Cherry Cobbler – Gluten Free, Dairy Free

Old fashioned fruit cobbler is a favorite dessert of mine, even though it contains the big three of bad-for-us ingredients: sugar, fat and salt.  Cobbler is thickened fruit covered with sweetened biscuit topping. Cobbler is simple and unsophisticated, with no difficult ingredients. Except one: white flour. White flour is everywhere but is not okay for people who don’t tolerate it, such as daughter Sarah. So, here is how we enabled Sarah to eat this dessert along with daughter Dede/Dori,  granddaughter Dana, and me.

Red tart cherries are ripe in northern Illinois, I learned from my friend Tom, who picked some and gave them to me via my daughter Dede/Dori, who visited me last weekend.  And so we made cherry cobbler. We had two roadblocks to navigate. First, someone had to pit all those cherries. Second, in order for Sarah to be able to eat the cobbler, we needed substitutes for the all purpose wheat flour and cow milk.

Dede/Dori and I pitted the cherries (she pitted most of them), and Sarah supplied us with a box of gluten free Bisquick.  Normally I don’t recommend using prepared mixes like Bisquick, but it worked for our cobbler. Its main ingredient is rice flour. Since the Bisquick mixture already contained leavening and some sugar, I needed to modify the cobbler recipe in my old fashioned cookbook.  Here is what we created, with input from The Betty Furness Westinghouse Cook Book, published in 1954.

Cherry Cobbler – Gluten Free

Find your 2-quart casserole dish or 8x8 inch baking dish and grease it. Preheat the oven to 400 degrees.

1 cup sugar
¼ cup brown rice flour
½ teaspoon cinnamon
3 cups fresh cherries (see below for canned cherries alternative).
Mix sugar, flour and cinnamon and blend with cherries. Pour it into the baking dish.

Make dough:
2 cups gluten free Bisquick
¼ teaspoon salt
1 tablespoon sugar
½ cup shortening
¾ cup white almond milk (cow milk works too)
Stir the Bisquick, salt and sugar together. Cut and blend in the shortening until the mixture is crumbly. Stir in the almond milk and mix only enough to blend the ingredients. Roll it to the size of your baking pan if it is dry enough and place it on top of the cherry mixture. If the dough is too wet to roll, distribute it by spoonfuls evenly onto the cherries. Sprinkle a little sugar over the top. Bake it for 25-30 minutes until it is somewhat brown.
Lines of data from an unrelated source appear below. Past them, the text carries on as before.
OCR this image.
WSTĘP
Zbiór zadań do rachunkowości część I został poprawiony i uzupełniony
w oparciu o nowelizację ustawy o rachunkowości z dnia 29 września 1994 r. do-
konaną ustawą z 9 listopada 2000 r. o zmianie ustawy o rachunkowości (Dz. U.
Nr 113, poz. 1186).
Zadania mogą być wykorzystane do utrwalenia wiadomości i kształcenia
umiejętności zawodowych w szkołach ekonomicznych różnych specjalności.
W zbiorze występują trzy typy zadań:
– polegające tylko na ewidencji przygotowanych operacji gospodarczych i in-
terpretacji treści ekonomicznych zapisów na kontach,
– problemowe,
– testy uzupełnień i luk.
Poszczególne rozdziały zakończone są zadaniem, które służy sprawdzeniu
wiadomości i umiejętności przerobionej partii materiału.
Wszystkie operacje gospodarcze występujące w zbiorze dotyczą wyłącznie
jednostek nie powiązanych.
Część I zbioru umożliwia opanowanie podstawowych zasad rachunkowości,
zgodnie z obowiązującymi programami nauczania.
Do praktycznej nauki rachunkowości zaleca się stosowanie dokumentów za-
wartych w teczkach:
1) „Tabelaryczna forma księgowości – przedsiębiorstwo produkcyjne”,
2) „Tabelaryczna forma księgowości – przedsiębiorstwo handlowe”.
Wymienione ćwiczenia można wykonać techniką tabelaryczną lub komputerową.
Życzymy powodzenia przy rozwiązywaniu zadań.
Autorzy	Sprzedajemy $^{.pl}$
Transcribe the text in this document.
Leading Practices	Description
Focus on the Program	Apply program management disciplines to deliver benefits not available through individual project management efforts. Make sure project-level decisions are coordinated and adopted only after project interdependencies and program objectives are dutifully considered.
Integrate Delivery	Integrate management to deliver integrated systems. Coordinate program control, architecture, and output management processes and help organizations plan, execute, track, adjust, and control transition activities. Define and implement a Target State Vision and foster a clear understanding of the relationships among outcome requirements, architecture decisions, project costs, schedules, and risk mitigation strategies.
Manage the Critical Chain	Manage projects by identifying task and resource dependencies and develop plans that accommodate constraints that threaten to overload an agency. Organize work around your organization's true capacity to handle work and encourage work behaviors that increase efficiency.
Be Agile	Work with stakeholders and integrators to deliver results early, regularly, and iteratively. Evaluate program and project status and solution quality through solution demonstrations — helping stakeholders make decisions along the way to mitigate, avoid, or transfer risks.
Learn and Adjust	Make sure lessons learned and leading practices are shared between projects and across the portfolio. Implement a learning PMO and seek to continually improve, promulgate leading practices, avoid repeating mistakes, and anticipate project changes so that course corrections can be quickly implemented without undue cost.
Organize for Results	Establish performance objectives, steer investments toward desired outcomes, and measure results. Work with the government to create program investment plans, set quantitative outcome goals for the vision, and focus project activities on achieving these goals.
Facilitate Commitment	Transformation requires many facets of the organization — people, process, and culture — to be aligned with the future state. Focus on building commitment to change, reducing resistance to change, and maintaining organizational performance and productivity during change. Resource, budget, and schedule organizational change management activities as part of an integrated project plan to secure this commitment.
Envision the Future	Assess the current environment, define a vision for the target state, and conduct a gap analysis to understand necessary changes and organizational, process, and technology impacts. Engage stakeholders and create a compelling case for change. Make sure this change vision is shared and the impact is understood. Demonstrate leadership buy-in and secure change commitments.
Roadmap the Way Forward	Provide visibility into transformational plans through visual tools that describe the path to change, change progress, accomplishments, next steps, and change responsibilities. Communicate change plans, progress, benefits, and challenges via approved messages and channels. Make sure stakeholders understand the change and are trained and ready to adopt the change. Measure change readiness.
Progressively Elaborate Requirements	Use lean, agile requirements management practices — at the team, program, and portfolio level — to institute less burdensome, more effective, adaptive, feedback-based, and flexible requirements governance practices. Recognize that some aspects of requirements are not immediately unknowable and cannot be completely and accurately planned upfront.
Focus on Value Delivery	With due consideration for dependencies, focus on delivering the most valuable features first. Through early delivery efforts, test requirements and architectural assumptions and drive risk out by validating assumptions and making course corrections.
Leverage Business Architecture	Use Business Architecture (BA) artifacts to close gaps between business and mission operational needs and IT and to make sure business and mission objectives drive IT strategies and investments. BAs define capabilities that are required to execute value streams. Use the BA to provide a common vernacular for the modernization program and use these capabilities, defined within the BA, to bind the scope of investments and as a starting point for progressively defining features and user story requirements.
This is good plain or with ice cream or whipped cream.

For canned unsweetened cherries: Use 2 cups canned cherries with ¾ cup juice and blend with sugar, flour and cinnamon and proceed as above.
Also, you can easily substitute wheat for the gluten free ingredients, and milk for the almond milk. I haven't used regular Bisquick for many years, so don't know if it will perform well in this recipe.
Door County cherries are my preference when they are ripe.